401K rollover money used to pay for college comes with some penalties. The 401k is a retirement fund and typically when you rollover from one 401k you are putting it into a different 401k. If you withdraw early and don't roll the cash over, you could be facing tax penalties.
About 401K Rollover Money Used to Pay for College
The most common 401K rollover scenario is to withdraw your 401K funds from one plan and deposit them in another, usually when you change jobs. Most first time college students aren't thinking about a retirement plan, but for adults returning to college in their 30s, 40s and 50s, 401k rollover money used to pay for college may be an option.
However, if you withdraw from a 401K plan before it matures, you can face severe tax penalties. For example, if you have 200,000 dollars in a 401k and you withdraw it, you will pay 20% or more in tax penalties. If you are considering withdrawing from your 401k early by rolling it over and not depositing it in a new 401k, do your tax homework.
Understanding the Definition
Prior to planning a 401K rollover to pay for your college tuition, you need to understand that the IRS identifies stocks, bonds, mutual funds and any qualified employer's contributions as a retirement or traditional IRA plan. There is a pre-determined age when a person can access a 401K, and the IRS defines it as 59 and a half years old. They allow rollovers to new plans without penalty because the funds contributed are done so without taxation. This is why the penalties for withdrawing early are so expensive.
The rising cost of college tuition, the ever-changing marketplace and the need to continuously develop marketable skills, make 401K rollover money used to pay for college an attractive option.
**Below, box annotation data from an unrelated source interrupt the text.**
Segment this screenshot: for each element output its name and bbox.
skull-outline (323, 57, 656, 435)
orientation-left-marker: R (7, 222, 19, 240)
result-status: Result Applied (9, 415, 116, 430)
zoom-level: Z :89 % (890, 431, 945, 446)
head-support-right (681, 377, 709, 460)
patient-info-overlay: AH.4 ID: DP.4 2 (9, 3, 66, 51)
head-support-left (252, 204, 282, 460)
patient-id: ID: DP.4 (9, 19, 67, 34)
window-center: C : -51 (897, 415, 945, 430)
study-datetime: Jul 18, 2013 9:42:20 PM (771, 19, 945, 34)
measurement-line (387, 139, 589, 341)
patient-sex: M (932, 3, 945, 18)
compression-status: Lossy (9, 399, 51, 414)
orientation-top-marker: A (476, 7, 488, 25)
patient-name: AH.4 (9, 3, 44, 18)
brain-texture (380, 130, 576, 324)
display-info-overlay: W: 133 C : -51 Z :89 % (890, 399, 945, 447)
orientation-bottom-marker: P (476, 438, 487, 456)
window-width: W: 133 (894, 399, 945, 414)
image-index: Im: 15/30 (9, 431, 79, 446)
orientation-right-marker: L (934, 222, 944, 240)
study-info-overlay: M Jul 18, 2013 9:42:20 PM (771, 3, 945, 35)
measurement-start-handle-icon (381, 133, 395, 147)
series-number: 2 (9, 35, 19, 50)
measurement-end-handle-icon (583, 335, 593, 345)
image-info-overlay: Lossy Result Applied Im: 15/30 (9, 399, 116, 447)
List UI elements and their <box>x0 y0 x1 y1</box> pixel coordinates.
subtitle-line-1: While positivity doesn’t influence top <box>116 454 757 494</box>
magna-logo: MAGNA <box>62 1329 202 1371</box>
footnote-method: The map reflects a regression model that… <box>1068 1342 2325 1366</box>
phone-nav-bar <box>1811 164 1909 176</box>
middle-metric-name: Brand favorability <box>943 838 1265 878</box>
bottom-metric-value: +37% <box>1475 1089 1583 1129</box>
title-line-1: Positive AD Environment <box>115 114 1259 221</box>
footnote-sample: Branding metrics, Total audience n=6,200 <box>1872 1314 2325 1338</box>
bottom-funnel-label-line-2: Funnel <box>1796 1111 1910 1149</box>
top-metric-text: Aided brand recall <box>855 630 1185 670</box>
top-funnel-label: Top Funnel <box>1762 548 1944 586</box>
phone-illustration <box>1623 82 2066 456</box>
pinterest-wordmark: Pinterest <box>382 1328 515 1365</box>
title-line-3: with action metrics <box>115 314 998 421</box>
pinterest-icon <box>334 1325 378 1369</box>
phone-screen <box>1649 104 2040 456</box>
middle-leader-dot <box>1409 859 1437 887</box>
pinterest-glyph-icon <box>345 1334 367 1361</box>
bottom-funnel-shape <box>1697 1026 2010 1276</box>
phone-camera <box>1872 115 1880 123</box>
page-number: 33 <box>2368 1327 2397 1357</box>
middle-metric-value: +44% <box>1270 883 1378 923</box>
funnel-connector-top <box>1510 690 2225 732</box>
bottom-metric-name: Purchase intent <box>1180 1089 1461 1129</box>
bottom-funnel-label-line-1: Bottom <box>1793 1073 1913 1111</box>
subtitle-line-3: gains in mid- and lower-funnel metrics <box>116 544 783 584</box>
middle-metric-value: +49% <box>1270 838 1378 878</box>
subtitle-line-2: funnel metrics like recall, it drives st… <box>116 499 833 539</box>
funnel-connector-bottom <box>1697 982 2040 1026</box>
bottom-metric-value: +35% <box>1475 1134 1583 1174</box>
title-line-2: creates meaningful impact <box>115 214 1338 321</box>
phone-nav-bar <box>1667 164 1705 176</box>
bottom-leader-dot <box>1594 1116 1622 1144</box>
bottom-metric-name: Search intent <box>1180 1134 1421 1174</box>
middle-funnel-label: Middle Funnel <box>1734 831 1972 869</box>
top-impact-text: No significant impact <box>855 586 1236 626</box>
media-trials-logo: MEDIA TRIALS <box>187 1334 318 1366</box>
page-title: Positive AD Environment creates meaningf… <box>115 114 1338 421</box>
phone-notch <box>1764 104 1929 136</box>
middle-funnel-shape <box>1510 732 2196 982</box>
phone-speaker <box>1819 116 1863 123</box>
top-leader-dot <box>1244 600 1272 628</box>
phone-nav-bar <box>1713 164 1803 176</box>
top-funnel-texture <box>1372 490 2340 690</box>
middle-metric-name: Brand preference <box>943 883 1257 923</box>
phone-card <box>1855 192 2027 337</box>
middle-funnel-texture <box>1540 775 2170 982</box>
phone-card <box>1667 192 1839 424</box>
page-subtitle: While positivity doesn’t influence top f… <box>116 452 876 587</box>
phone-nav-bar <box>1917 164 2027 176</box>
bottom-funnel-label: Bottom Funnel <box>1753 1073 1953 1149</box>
The simple fact is the average adult no longer stays with the same company or career for the entirety of his or her employment life span. Statistics indicate that employees will rollover their 401Ks at least three times as they change jobs and that one in six will withdraw early and pay the penalties, particularly in tight economic times.
Covering Tuition Costs
If you're considering going back to school and you're worried about tuition costs, a 401K rollover should be a last resort option. Rolling over your 401K to a traditional IRA protects your retirement and leaves you with a cushion for future needs. Scholarships, loans and other financial aid options should be exhausted prior to withdrawing funds from your 401K.
Some portions of college tuition are tax deductible. Multiple scholarships are available for adults returning to college. Possibilities include program for moms returning to college and teachers expanding their educational opportunities. Some employers even subsidize tuition costs. Any and all of these options should be exhausted before you look at borrowing from your own future to pay for the present.